M. Olivier Serva, rapporteur. Vous avez indiqué que la Générale des eaux payait certaines personnes, dont M. Germain Paran, pour provoquer des difficultés. De quelle manière ce dernier était-il payé ?

M. Amélius Hernandez. Il passait chercher des enveloppes dans les bureaux de la Générale des eaux de Guadeloupe.

M. Olivier Serva, rapporteur. Comment expliquez-vous que les données concernant le réseau et la base clientèle fournie en fin de contrat par Veolia aient été particulièrement parcellaires et incomplètes ? Pourquoi ne pas avoir suivi l’exécution du contrat en conservant les données ?

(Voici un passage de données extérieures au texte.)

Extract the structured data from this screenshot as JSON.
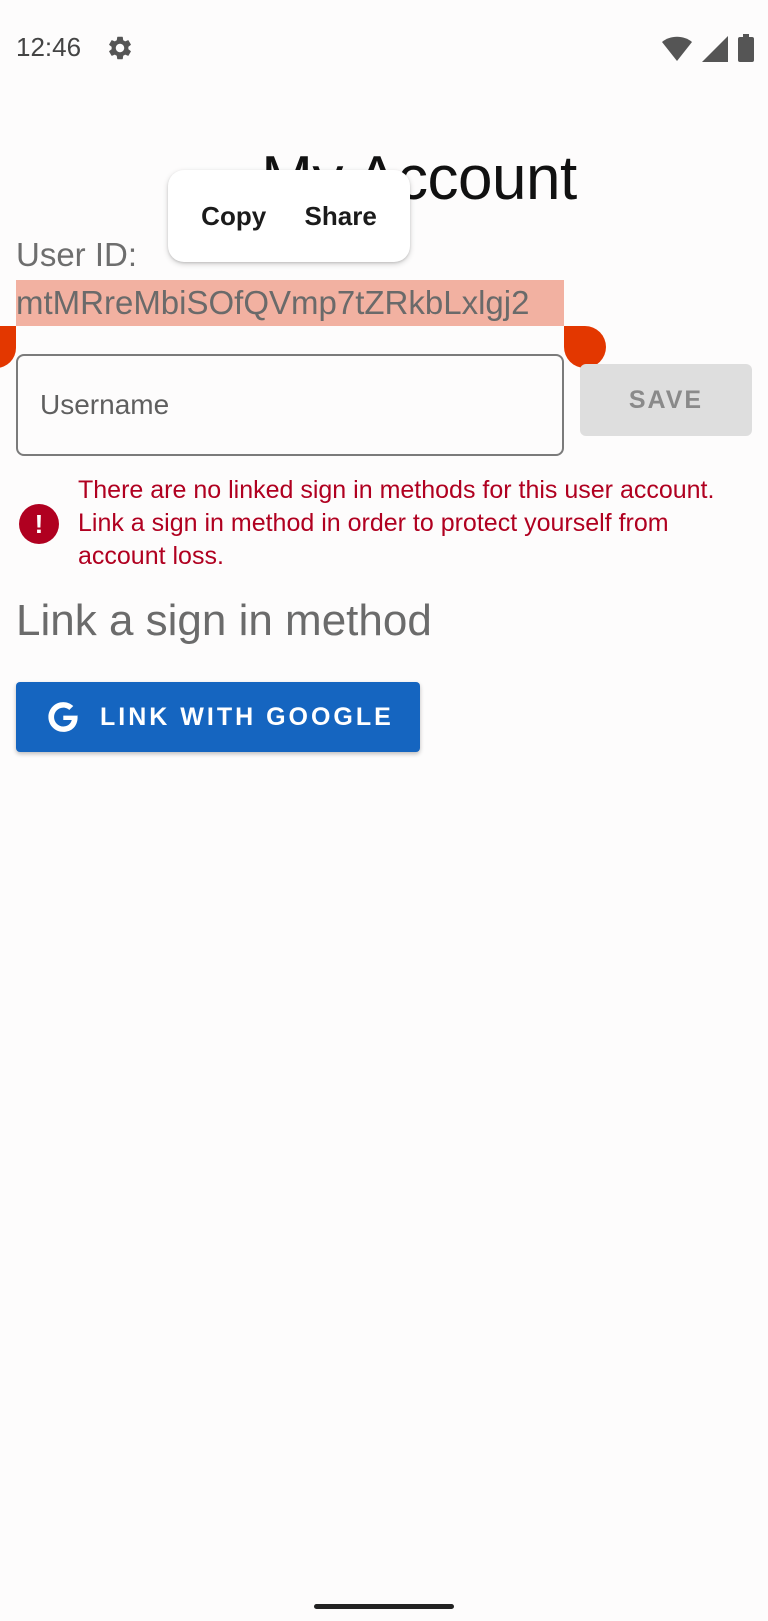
{
  "status_bar": {
    "time": "12:46",
    "icons": [
      "gear-icon",
      "wifi-icon",
      "signal-icon",
      "battery-icon"
    ]
  },
  "header": {
    "title": "My Account"
  },
  "context_menu": {
    "items": [
      "Copy",
      "Share"
    ]
  },
  "user": {
    "id_label": "User ID:",
    "id_value": "mtMRreMbiSOfQVmp7tZRkbLxlgj2"
  },
  "username_form": {
    "placeholder": "Username",
    "value": "",
    "save_label": "SAVE"
  },
  "warning": {
    "message": "There are no linked sign in methods for this user account. Link a sign in method in order to protect yourself from account loss."
  },
  "link_section": {
    "title": "Link a sign in method",
    "google_button_label": "LINK WITH GOOGLE"
  },
  "colors": {
    "accent": "#1565c0",
    "error": "#b00020",
    "selection": "#f2b1a1",
    "selection_handle": "#e33700"
  }
}
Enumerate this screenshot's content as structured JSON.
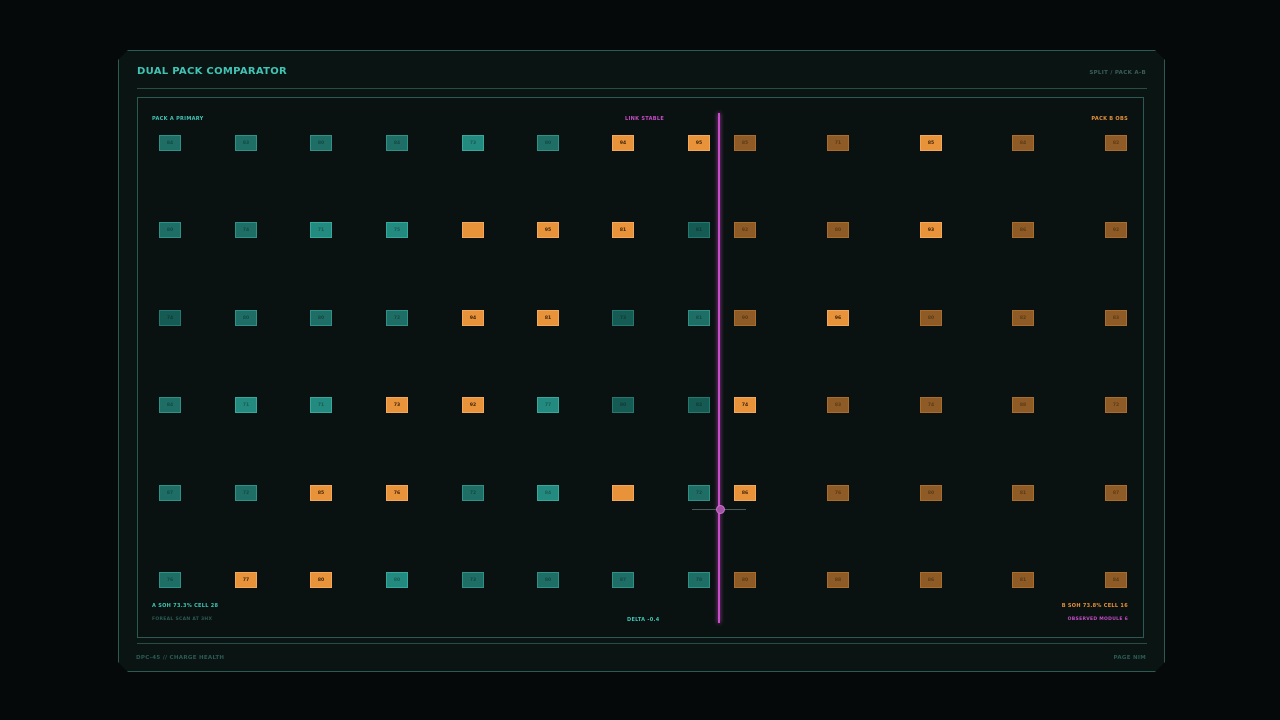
{
  "header": {
    "title": "DUAL PACK COMPARATOR",
    "mode": "SPLIT / PACK A-B"
  },
  "labels": {
    "pack_a": "PACK A PRIMARY",
    "link": "LINK STABLE",
    "pack_b": "PACK B OBS",
    "a_stats": "A SOH 73.3% CELL 28",
    "b_stats": "B SOH 73.8% CELL 16",
    "scan": "FOREAL SCAN AT 3HX",
    "delta": "DELTA -0.4",
    "observed": "OBSERVED MODULE 6"
  },
  "footer": {
    "left": "DPC-45 // CHARGE HEALTH",
    "right": "PAGE NIM"
  },
  "colors": {
    "teal": "#1f6e66",
    "orange": "#e8923a",
    "brown": "#8e5b26",
    "magenta": "#c94cc8",
    "accent": "#41c4b4"
  },
  "pack_a": {
    "rows": [
      [
        {
          "v": "84",
          "t": "teal"
        },
        {
          "v": "83",
          "t": "teal"
        },
        {
          "v": "80",
          "t": "teal"
        },
        {
          "v": "84",
          "t": "teal"
        },
        {
          "v": "73",
          "t": "tealL"
        },
        {
          "v": "80",
          "t": "teal"
        },
        {
          "v": "94",
          "t": "orange"
        },
        {
          "v": "95",
          "t": "orange"
        }
      ],
      [
        {
          "v": "80",
          "t": "teal"
        },
        {
          "v": "74",
          "t": "teal"
        },
        {
          "v": "71",
          "t": "tealL"
        },
        {
          "v": "75",
          "t": "tealL"
        },
        {
          "v": "",
          "t": "orange"
        },
        {
          "v": "95",
          "t": "orange"
        },
        {
          "v": "81",
          "t": "orange"
        },
        {
          "v": "81",
          "t": "dteal"
        }
      ],
      [
        {
          "v": "74",
          "t": "dteal"
        },
        {
          "v": "80",
          "t": "teal"
        },
        {
          "v": "80",
          "t": "teal"
        },
        {
          "v": "72",
          "t": "teal"
        },
        {
          "v": "94",
          "t": "orange"
        },
        {
          "v": "81",
          "t": "orange"
        },
        {
          "v": "73",
          "t": "dteal"
        },
        {
          "v": "81",
          "t": "teal"
        }
      ],
      [
        {
          "v": "84",
          "t": "teal"
        },
        {
          "v": "71",
          "t": "tealL"
        },
        {
          "v": "71",
          "t": "tealL"
        },
        {
          "v": "73",
          "t": "orange"
        },
        {
          "v": "92",
          "t": "orange"
        },
        {
          "v": "77",
          "t": "tealL"
        },
        {
          "v": "80",
          "t": "dteal"
        },
        {
          "v": "82",
          "t": "dteal"
        }
      ],
      [
        {
          "v": "87",
          "t": "teal"
        },
        {
          "v": "72",
          "t": "teal"
        },
        {
          "v": "85",
          "t": "orange"
        },
        {
          "v": "76",
          "t": "orange"
        },
        {
          "v": "72",
          "t": "teal"
        },
        {
          "v": "84",
          "t": "tealL"
        },
        {
          "v": "",
          "t": "orange"
        },
        {
          "v": "72",
          "t": "teal"
        }
      ],
      [
        {
          "v": "76",
          "t": "teal"
        },
        {
          "v": "77",
          "t": "orange"
        },
        {
          "v": "80",
          "t": "orange"
        },
        {
          "v": "80",
          "t": "tealL"
        },
        {
          "v": "73",
          "t": "teal"
        },
        {
          "v": "80",
          "t": "teal"
        },
        {
          "v": "87",
          "t": "teal"
        },
        {
          "v": "78",
          "t": "teal"
        }
      ]
    ]
  },
  "pack_b": {
    "rows": [
      [
        {
          "v": "85",
          "t": "brown"
        },
        {
          "v": "71",
          "t": "brown"
        },
        {
          "v": "85",
          "t": "orange"
        },
        {
          "v": "84",
          "t": "brown"
        },
        {
          "v": "82",
          "t": "brown"
        }
      ],
      [
        {
          "v": "92",
          "t": "brown"
        },
        {
          "v": "80",
          "t": "brown"
        },
        {
          "v": "93",
          "t": "orange"
        },
        {
          "v": "86",
          "t": "brown"
        },
        {
          "v": "92",
          "t": "brown"
        }
      ],
      [
        {
          "v": "90",
          "t": "brown"
        },
        {
          "v": "96",
          "t": "orange"
        },
        {
          "v": "80",
          "t": "brown"
        },
        {
          "v": "82",
          "t": "brown"
        },
        {
          "v": "83",
          "t": "brown"
        }
      ],
      [
        {
          "v": "74",
          "t": "orange"
        },
        {
          "v": "83",
          "t": "brown"
        },
        {
          "v": "74",
          "t": "brown"
        },
        {
          "v": "88",
          "t": "brown"
        },
        {
          "v": "72",
          "t": "brown"
        }
      ],
      [
        {
          "v": "86",
          "t": "orange"
        },
        {
          "v": "76",
          "t": "brown"
        },
        {
          "v": "80",
          "t": "brown"
        },
        {
          "v": "81",
          "t": "brown"
        },
        {
          "v": "87",
          "t": "brown"
        }
      ],
      [
        {
          "v": "80",
          "t": "brown"
        },
        {
          "v": "88",
          "t": "brown"
        },
        {
          "v": "86",
          "t": "brown"
        },
        {
          "v": "81",
          "t": "brown"
        },
        {
          "v": "84",
          "t": "brown"
        }
      ]
    ]
  }
}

M. Amélius Hernandez. J’ignore dans quel état Veolia a laissé ces données à son départ. Pour ma part, j’ai mis en place des dispositifs à destination de la collectivité. Le premier contrat de la Générale des eaux datait de 1963, mais les textes relatifs à la gestion de l’eau n’existaient pas encore. Ils ont donc agi à leur guise.

Les questions de plans de réseaux, de données et de travaux effectués n’existaient donc pas. À l’époque, il s’agissait de travaux communaux. Ce sont les communes qui avaient le devoir de renouveler les réseaux à l’époque.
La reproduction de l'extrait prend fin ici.